Scientists at IBM and Singapore's Institute of Bioengineering and Nanotechnology found the new polymer can kill five deadly types of bacteria resistant to multiple drugs without side effects. Unlike other approaches to polymer-based anti-microbials, this new polymer does not appear toxic, is biodegradable and attacks a broad selection of bacteria.
"This is another example of how to exploit polymer science to bring it to medicine," James Hedrick told Plastics News in a phone interview.

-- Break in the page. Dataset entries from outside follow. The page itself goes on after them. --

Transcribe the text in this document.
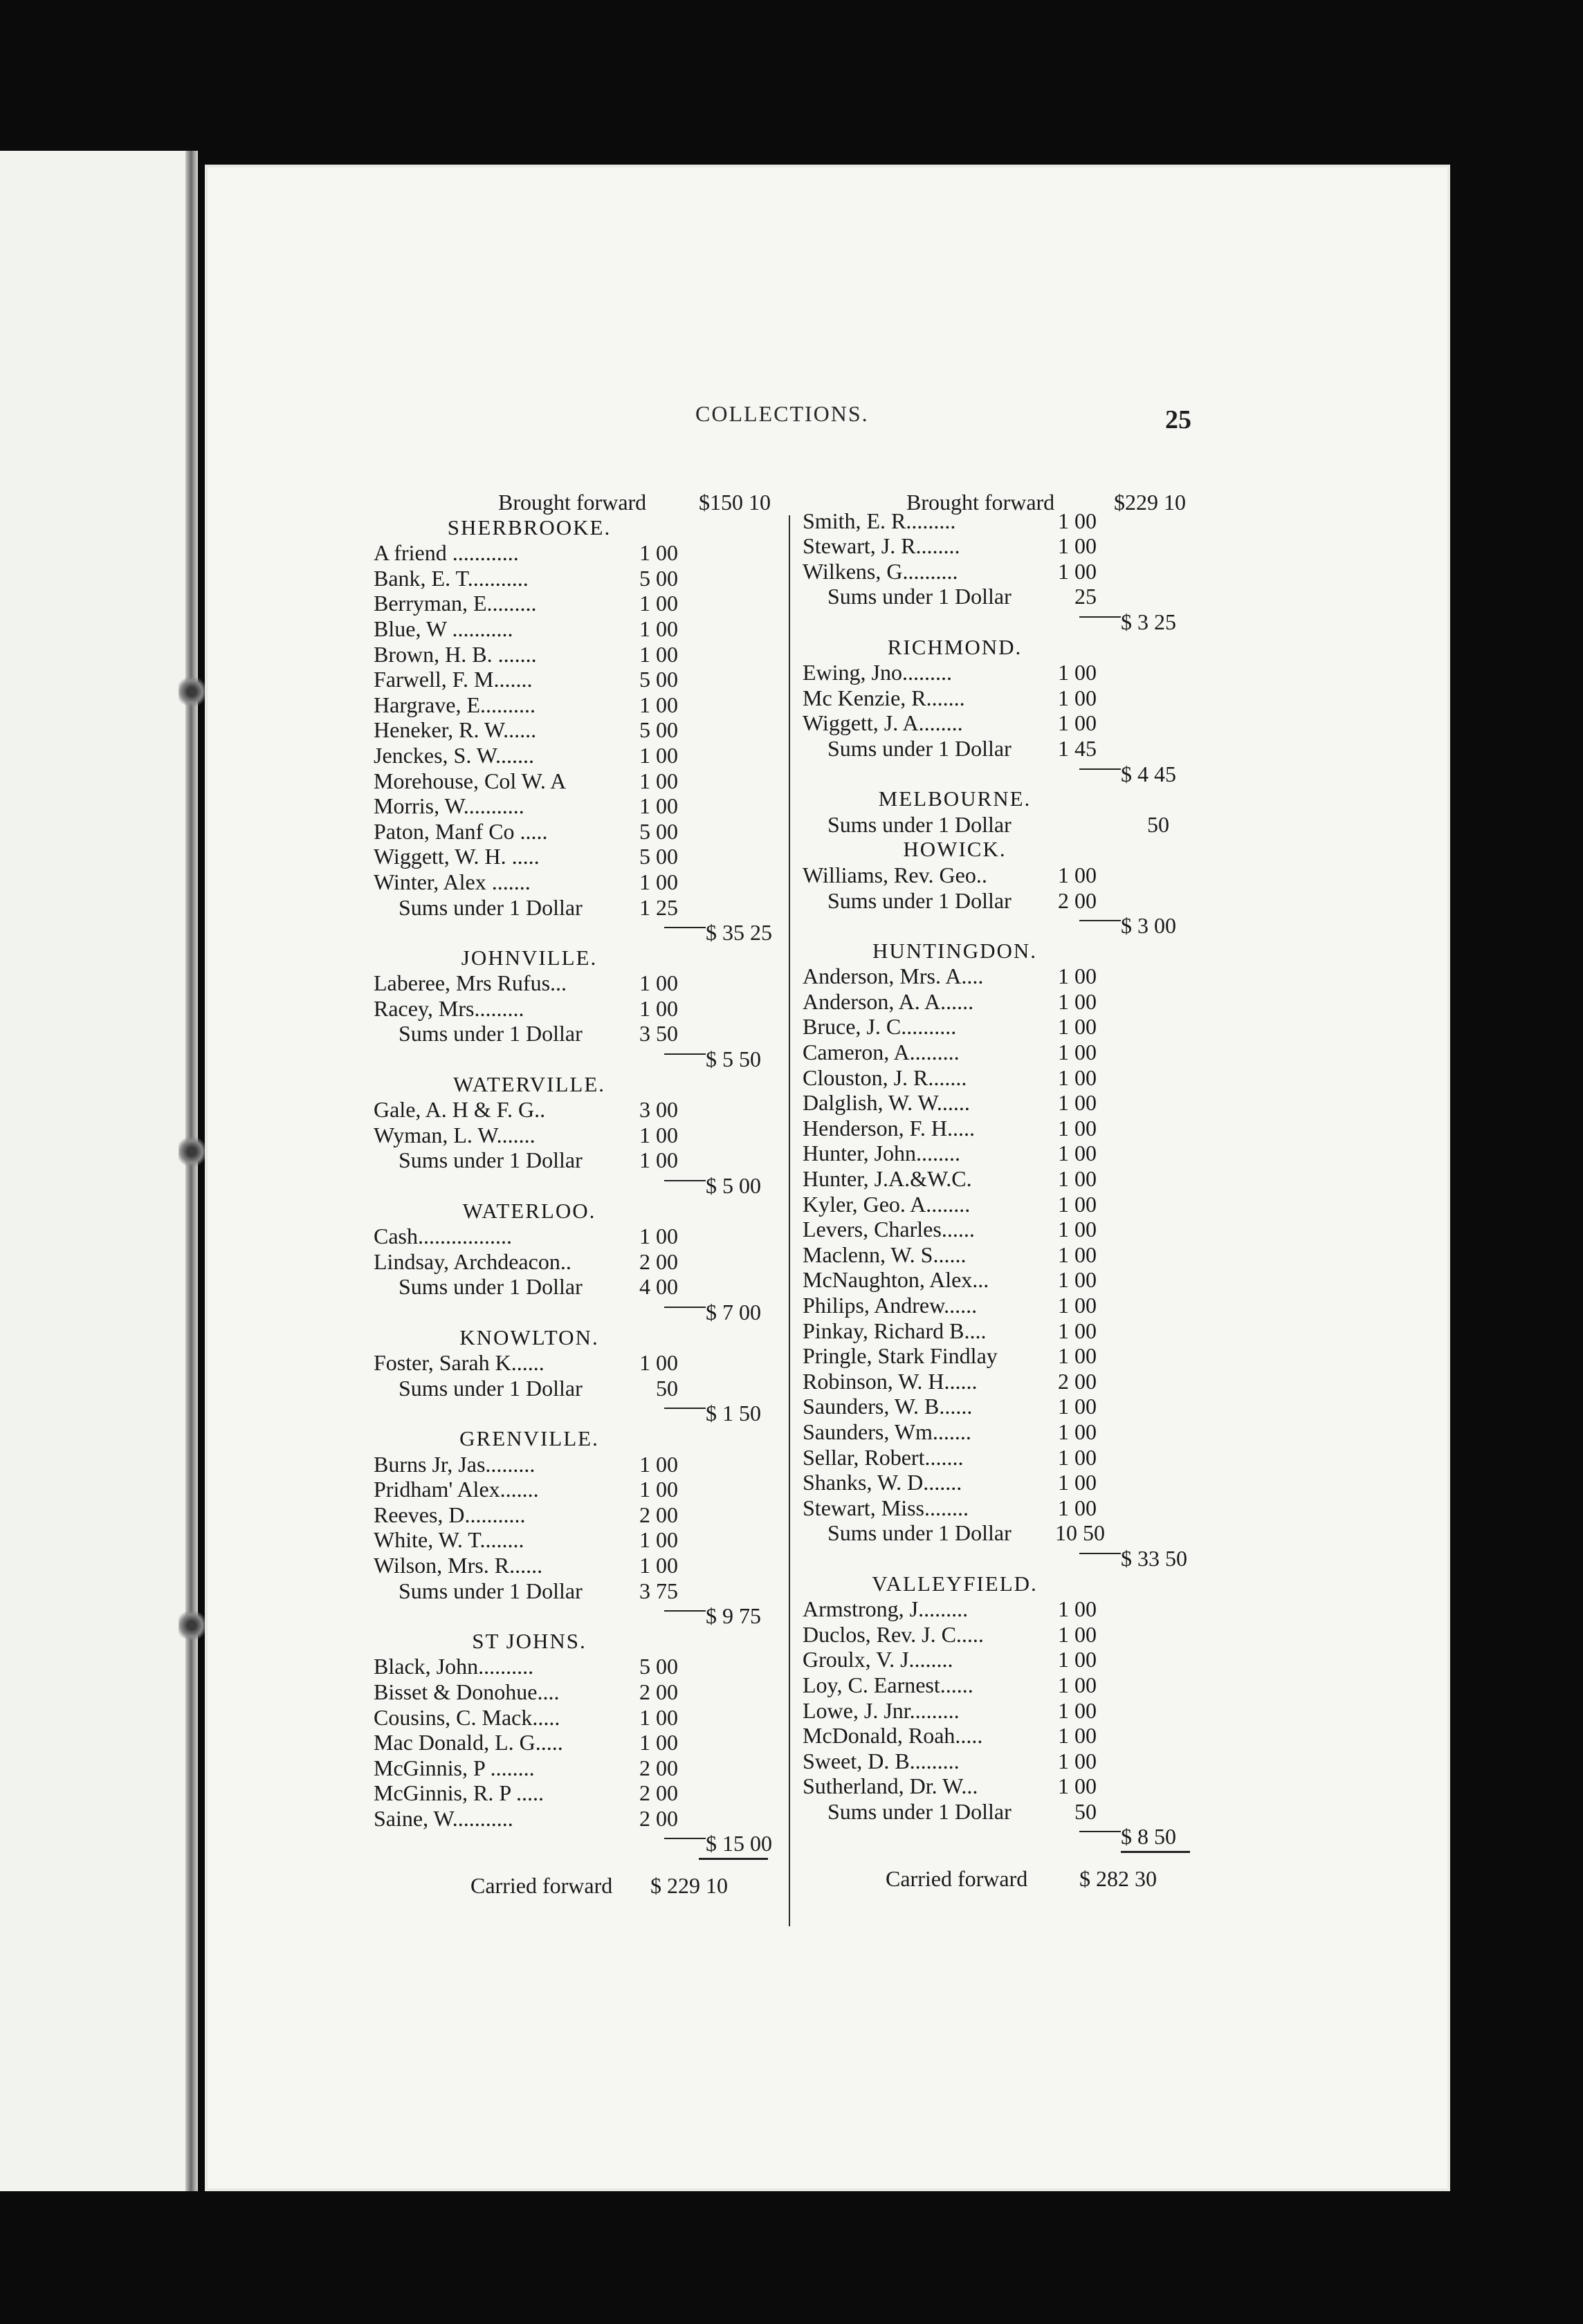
COLLECTIONS.	25
Brought forward $150 10
SHERBROOKE.
A friend ............	1 00
Bank, E. T...........	5 00
Berryman, E.........	1 00
Blue, W ...........	1 00
Brown, H. B. .......	1 00
Farwell, F. M.......	5 00
Hargrave, E..........	1 00
Heneker, R. W......	5 00
Jenckes, S. W.......	1 00
Morehouse, Col W. A	1 00
Morris, W...........	1 00
Paton, Manf Co .....	5 00
Wiggett, W. H. .....	5 00
Winter, Alex .......	1 00
Sums under 1 Dollar	1 25
$ 35 25
JOHNVILLE.
Laberee, Mrs Rufus...	1 00
Racey, Mrs.........	1 00
Sums under 1 Dollar	3 50
$ 5 50
WATERVILLE.
Gale, A. H & F. G..	3 00
Wyman, L. W.......	1 00
Sums under 1 Dollar	1 00
$ 5 00
WATERLOO.
Cash.................	1 00
Lindsay, Archdeacon..	2 00
Sums under 1 Dollar	4 00
$ 7 00
KNOWLTON.
Foster, Sarah K......	1 00
Sums under 1 Dollar	50
$ 1 50
GRENVILLE.
Burns Jr, Jas.........	1 00
Pridham' Alex.......	1 00
Reeves, D...........	2 00
White, W. T........	1 00
Wilson, Mrs. R......	1 00
Sums under 1 Dollar	3 75
$ 9 75
ST JOHNS.
Black, John..........	5 00
Bisset & Donohue....	2 00
Cousins, C. Mack.....	1 00
Mac Donald, L. G.....	1 00
McGinnis, P ........	2 00
McGinnis, R. P .....	2 00
Saine, W...........	2 00
$ 15 00
Carried forward $ 229 10
Brought forward	$229 10
Smith, E. R.........	1 00
Stewart, J. R........	1 00
Wilkens, G..........	1 00
Sums under 1 Dollar	25
$ 3 25
RICHMOND.
Ewing, Jno.........	1 00
Mc Kenzie, R.......	1 00
Wiggett, J. A........	1 00
Sums under 1 Dollar 1 45
$ 4 45
MELBOURNE.
Sums under 1 Dollar	50
HOWICK.
Williams, Rev. Geo..	1 00
Sums under 1 Dollar 2 00
$ 3 00
HUNTINGDON.
Anderson, Mrs. A....	1 00
Anderson, A. A......	1 00
Bruce, J. C..........	1 00
Cameron, A.........	1 00
Clouston, J. R.......	1 00
Dalglish, W. W......	1 00
Henderson, F. H.....	1 00
Hunter, John........	1 00
Hunter, J.A.&W.C.	1 00
Kyler, Geo. A........	1 00
Levers, Charles......	1 00
Maclenn, W. S......	1 00
McNaughton, Alex...	1 00
Philips, Andrew......	1 00
Pinkay, Richard B....	1 00
Pringle, Stark Findlay	1 00
Robinson, W. H......	2 00
Saunders, W. B......	1 00
Saunders, Wm.......	1 00
Sellar, Robert.......	1 00
Shanks, W. D.......	1 00
Stewart, Miss........	1 00
Sums under 1 Dollar 10 50
$ 33 50
VALLEYFIELD.
Armstrong, J.........	1 00
Duclos, Rev. J. C.....	1 00
Groulx, V. J........	1 00
Loy, C. Earnest......	1 00
Lowe, J. Jnr.........	1 00
McDonald, Roah.....	1 00
Sweet, D. B.........	1 00
Sutherland, Dr. W...	1 00
Sums under 1 Dollar	50
$ 8 50
Carried forward $ 282 30
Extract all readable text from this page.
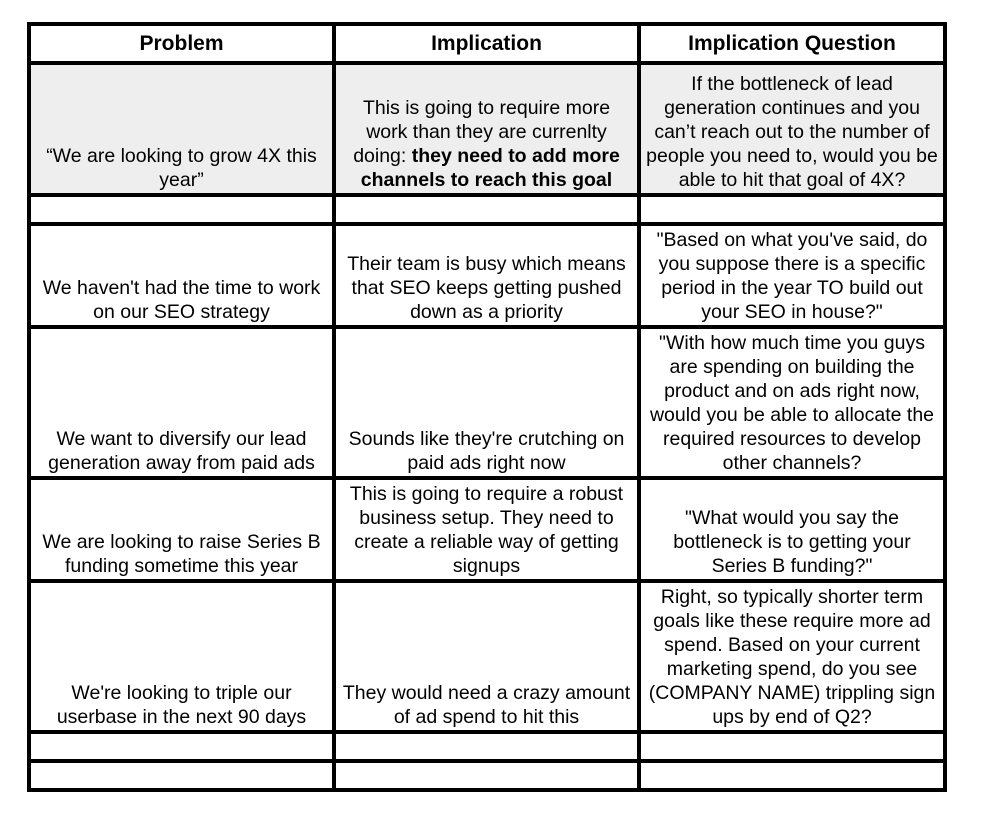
Problem	Implication	Implication Question
“We are looking to grow 4X this year”	This is going to require more work than they are currenlty doing: they need to add more channels to reach this goal	If the bottleneck of lead generation continues and you can’t reach out to the number of people you need to, would you be able to hit that goal of 4X?

We haven't had the time to work on our SEO strategy	Their team is busy which means that SEO keeps getting pushed down as a priority	"Based on what you've said, do you suppose there is a specific period in the year TO build out your SEO in house?"
We want to diversify our lead generation away from paid ads	Sounds like they're crutching on paid ads right now	"With how much time you guys are spending on building the product and on ads right now, would you be able to allocate the required resources to develop other channels?
We are looking to raise Series B funding sometime this year	This is going to require a robust business setup. They need to create a reliable way of getting signups	"What would you say the bottleneck is to getting your Series B funding?"
We're looking to triple our userbase in the next 90 days	They would need a crazy amount of ad spend to hit this	Right, so typically shorter term goals like these require more ad spend. Based on your current marketing spend, do you see (COMPANY NAME) trippling sign ups by end of Q2?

Hedrick led the team at IBM's Almaden, Calif., laboratories. Researchers there and in Singapore collaborated on the project. Hedrick has been leading several research projects exploring exotic uses for new polymers. In 2016, IBM researchers and other scientists discovered polymers that can attack viruses.
The new research "rounds out our ability to someday treat a spectrum of infectious diseases with a single, new type of mechanism without the onset of resistance," Hedrick stated in a March 6 news release from Singapore's Agency for Science, Technology and Research.
The research was reported by the IBM and IBN teams March 5 in the peer-reviewed journal Nature Communications.
Researchers created a polycarbonate with a guanidinium unit attached. Guanidinium is an easily synthesized molecule containing three nitrogen atoms and six hydrogen atoms. It has limited medical usefulness when used in its simplest forms.